There is not the slightest sign of any intention on the part of Eadward during his later years to nominate William to the Witan as future king. The two streams of English and Norman history were joined together in the year when the two sovereigns met for the only time in their reigns. Those streams again diverged. England shook off the Norman influence to all outward appearance, and became once more the England of AEthelstan and Eadgar. But the effects of Eadgar’s Norman tendencies were by no means wholly wiped away. Normans still remained in the land, and circumstances constituted secondary causes of the expedition of William.
It was in the year 1051 that the influence of strangers reached its height. During the first nine years of Eadward’s reign we find no signs of any open warfare between the national and the Normanising parties. The course of events shows that Godwine’s power was being practically undermined, but the great earl was still Jutwardly in the enjoyment of royal favour, and his fast possessions were still being added to by royal grants.

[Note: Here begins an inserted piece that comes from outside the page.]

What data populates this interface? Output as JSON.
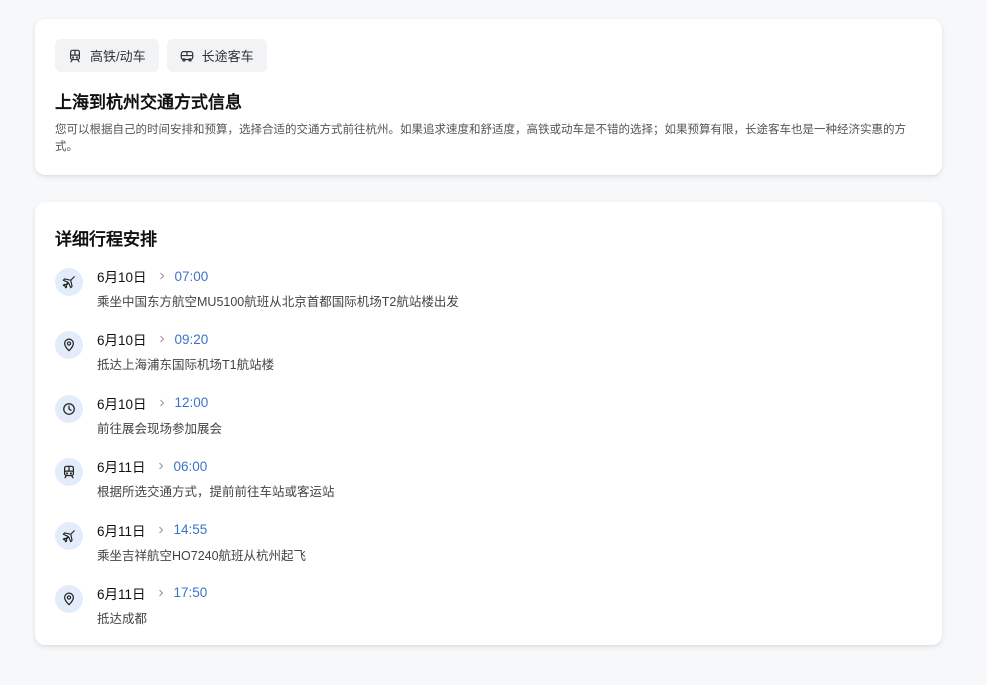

But soon England began to feel how great is the evil when a king and those immediately around him are estranged from the mass of his people in feeling.
To the French favourites who gradually crowded the court of Eadward the name, the speech, and the laws of England were things on which their ignorant pride looked with utter contempt.
Count Eustace of Boulogne, now brother-in-law of the king of the English, presently came, like the rest of the world, to the English Court. The king was spending the autumn at Gloucester. Thither came Count Eustace, and, after his satisfactory interview with the king, he turned his face homewards. When a few miles from Dover he felt himself, in a region specially devoted to Godwine, to be still more thoroughly in an enemy’s country than in other parts of England, and he and all his company took the precaution of putting on their coats of mail.
The proud Frenchmen expected to find free quarters at Dover, and they attempted to lodge themselves at their pleasure in the houses of the burghers. One Englishman resisted, and was struck dead on the spot. The count’s party then rode through the town, cutting and slaying at pleasure. In a skirmish which quickly ensued twenty Englishmen and nineteen Frenchmen were slain.
Count Eustace and the remnant of the party hastened back to Gloucester, and told the story after their own fashion. On the mere accusation of a stranger, the English king condemned his own subjects without a hearing. He sent for Godwine, as earl of the district in which lay the offending town, and commanded him to inflict chastisement on Dover. The English champion was then in the midst of a domestic rejoicing. He had, like the king, been strengthening himself by a foreign alliance, and had just connected his house with that of a foreign prince. Tostig, the third son of Godwine, had just married Judith, the daughter of Baldwin of Flanders.